On August 14, 2025, S&P Global Ratings elevated India’s long-term unsolicited sovereign credit rating from BBB– to BBB, with the outlook maintained at Stable—marking India’s first upgrade in 18 years Reuters+1.
Key Factors Behind the Upgrade:
- Strong Economic Resilience: India demonstrated robust GDP growth, averaging 8.8% between FY2022 and FY2024—the highest in the Asia-Pacific region Reuters+1.
- Sustained Fiscal Consolidation: Improved expenditure quality and shrinking fiscal deficits reinforced investor confidence Reuters+1.
- Monetary Stability: A credible and effective monetary policy framework helped anchor inflation expectations Reuters+1.

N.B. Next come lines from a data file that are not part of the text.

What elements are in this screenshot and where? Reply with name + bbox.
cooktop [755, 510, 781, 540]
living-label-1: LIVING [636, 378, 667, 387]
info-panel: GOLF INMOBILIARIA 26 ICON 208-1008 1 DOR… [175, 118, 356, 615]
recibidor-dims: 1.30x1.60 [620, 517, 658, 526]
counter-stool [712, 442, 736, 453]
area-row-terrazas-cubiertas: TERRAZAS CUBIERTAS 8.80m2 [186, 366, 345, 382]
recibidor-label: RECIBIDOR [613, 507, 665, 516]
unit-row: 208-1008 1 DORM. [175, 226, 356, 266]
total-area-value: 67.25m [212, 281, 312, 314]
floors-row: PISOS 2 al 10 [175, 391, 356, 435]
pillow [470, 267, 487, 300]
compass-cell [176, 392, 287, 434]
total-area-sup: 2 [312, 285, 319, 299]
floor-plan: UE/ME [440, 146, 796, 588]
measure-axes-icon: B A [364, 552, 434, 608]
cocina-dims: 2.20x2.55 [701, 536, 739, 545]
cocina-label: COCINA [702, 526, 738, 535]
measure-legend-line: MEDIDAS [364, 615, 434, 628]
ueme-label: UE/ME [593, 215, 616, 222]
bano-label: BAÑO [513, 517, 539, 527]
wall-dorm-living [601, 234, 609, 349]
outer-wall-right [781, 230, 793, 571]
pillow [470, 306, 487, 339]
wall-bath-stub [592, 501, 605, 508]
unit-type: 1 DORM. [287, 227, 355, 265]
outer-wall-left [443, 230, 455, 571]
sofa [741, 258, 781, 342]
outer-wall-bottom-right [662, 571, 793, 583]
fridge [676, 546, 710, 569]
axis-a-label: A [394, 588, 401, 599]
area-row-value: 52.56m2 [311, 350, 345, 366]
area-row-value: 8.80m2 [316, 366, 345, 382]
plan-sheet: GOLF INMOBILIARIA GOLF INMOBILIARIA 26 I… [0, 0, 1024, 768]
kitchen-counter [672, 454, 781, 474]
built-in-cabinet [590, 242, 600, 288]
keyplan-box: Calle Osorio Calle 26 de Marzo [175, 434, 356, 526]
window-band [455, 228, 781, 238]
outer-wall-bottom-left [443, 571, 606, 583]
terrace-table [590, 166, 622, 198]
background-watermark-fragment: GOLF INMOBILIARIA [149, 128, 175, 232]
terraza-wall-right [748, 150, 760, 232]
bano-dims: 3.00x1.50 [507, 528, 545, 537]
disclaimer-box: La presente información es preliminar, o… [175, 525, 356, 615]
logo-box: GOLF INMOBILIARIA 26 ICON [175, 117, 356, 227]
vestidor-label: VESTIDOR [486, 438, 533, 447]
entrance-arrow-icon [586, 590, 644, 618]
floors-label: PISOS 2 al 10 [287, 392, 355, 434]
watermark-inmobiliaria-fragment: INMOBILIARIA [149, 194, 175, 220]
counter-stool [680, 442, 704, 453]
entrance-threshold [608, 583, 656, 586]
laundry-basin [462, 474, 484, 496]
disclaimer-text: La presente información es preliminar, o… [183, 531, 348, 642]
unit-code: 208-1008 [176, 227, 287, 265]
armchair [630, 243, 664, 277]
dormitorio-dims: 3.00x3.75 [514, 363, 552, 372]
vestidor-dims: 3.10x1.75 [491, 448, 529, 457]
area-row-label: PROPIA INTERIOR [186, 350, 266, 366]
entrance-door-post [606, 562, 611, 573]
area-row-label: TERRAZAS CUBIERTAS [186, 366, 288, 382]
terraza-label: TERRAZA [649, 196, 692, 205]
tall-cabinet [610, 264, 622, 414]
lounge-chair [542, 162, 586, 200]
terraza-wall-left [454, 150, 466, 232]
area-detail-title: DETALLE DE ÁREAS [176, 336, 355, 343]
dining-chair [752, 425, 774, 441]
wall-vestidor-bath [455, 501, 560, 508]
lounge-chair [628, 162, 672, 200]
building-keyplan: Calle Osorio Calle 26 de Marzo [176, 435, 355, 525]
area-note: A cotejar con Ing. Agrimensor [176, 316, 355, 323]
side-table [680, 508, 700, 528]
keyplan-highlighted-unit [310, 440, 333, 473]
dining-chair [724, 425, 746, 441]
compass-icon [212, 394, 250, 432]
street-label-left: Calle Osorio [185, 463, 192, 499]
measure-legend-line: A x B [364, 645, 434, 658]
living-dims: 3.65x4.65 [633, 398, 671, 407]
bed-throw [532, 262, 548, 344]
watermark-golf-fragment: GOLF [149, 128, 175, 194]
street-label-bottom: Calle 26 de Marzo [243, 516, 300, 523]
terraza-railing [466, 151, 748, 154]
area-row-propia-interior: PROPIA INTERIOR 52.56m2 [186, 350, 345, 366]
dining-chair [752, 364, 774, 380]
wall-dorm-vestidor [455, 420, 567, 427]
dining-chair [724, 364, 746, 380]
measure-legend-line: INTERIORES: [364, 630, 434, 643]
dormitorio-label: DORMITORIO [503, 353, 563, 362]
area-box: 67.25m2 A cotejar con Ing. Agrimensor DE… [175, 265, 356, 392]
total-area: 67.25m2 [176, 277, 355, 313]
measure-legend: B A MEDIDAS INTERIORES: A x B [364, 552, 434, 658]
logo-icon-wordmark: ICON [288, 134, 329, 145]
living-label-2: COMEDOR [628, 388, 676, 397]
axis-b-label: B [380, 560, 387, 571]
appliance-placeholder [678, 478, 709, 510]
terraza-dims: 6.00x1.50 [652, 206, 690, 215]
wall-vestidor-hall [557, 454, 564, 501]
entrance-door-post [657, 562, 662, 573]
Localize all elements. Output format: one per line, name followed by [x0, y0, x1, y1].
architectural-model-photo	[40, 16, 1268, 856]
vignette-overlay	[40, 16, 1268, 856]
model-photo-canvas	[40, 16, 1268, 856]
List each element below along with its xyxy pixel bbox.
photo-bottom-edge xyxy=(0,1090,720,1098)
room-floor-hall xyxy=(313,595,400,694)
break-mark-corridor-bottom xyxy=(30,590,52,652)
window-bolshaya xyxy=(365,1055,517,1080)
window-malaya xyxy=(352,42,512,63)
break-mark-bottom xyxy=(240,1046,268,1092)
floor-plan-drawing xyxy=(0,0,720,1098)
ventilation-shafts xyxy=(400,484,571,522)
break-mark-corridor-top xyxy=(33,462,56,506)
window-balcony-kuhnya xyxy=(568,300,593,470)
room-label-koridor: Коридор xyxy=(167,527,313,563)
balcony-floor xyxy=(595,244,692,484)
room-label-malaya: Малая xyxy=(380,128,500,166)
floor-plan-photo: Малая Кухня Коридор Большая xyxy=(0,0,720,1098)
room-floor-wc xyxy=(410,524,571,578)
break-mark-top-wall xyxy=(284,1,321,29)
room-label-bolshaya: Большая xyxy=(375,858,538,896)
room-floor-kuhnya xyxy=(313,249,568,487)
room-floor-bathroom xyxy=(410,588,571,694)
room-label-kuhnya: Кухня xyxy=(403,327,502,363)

- Better External Profile: India’s transfer and convertibility assessment was upgraded to A– (from BBB+), enhancing its external resilience and signaling greater confidence in its capital account stability Reuters+1.
Immediate Market Reactions:
- The Indian rupee strengthened from 87.66 to approximately 87.58 against the U.S. dollar.
- The 10-year government bond yield declined by about 7 basis points to 6.38%, reflecting increased market optimism Reuters+1.
What This Means:
- The upgraded rating underscores Indian government’s commitment to macroeconomic stability and structural reforms.
- It may lower borrowing costs, attract foreign investment, and offer greater visibility for long-term fiscal planning.